Filter rows based on multiple column values

filtered_df = df.loc[(df['A'] > 2) & (df['B'] == 'apple')]

print(filtered_df)

Using query method:

import pandas as pd

Create a sample DataFrame

data = {'A': [1, 2, 3, 4, 5], 'B': ['apple', 'banana', 'apple', 'banana', 'apple'], 'C': ['red', 'blue', 'red', 'blue', 'red']} df = pd.DataFrame(data)

Filter rows based on multiple column values

filtered_df = df.query('A > 2 and B == "apple"')

print(filtered_df)

Both of these methods will filter the DataFrame to only include rows where column A is greater than 2 and column B is equal to 'apple'. You can customize the filtering condition as needed based on your specific requirements.

What is the best way to filter rows in a pandas DataFrame based on a condition?

The best way to filter rows in a pandas DataFrame based on a condition is to use boolean indexing.

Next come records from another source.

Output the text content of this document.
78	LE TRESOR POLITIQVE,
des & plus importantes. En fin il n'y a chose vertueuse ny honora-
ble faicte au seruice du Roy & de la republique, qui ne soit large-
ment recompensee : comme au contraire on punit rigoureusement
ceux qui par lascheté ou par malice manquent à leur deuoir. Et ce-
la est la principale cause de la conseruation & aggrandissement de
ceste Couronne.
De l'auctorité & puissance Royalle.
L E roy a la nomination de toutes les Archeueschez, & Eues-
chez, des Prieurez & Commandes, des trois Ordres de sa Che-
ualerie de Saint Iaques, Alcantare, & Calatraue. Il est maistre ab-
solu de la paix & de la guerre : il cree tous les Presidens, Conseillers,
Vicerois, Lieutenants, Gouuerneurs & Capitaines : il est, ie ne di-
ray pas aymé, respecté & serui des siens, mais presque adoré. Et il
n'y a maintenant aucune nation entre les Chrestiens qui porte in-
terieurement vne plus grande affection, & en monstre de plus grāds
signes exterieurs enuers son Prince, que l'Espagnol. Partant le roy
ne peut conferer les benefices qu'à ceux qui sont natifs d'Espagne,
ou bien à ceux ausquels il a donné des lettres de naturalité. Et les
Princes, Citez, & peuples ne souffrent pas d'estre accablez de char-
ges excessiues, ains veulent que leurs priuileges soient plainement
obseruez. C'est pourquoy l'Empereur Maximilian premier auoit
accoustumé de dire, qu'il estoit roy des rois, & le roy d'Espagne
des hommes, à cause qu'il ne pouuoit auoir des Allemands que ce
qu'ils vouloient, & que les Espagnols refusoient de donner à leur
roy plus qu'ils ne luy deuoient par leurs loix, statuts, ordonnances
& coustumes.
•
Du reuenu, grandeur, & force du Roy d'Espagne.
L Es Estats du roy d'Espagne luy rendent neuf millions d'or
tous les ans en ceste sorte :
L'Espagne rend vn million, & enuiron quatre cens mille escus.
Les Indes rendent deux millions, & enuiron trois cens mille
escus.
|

This involves creating a boolean mask that meets the condition and then using that mask to filter the rows.

For example, if you want to filter rows in a DataFrame where the values in a specific column are greater than 10, you can create a mask like this:

mask = df['column_name'] > 10 filtered_df = df[mask]

This will create a new DataFrame filtered_df that contains only the rows where the values in the specified column are greater than 10.

You can also chain multiple conditions together using bitwise operators & (and) and | (or) to create more complex filters:

mask = (df['column_name1'] > 10) & (df['column_name2'] == 'value') filtered_df = df[mask]

This will filter rows where the values in column_name1 are greater than 10 and the values in column_name2 are equal to 'value'.

Using boolean indexing is efficient and flexible, making it the best way to filter rows in a pandas DataFrame based on a condition.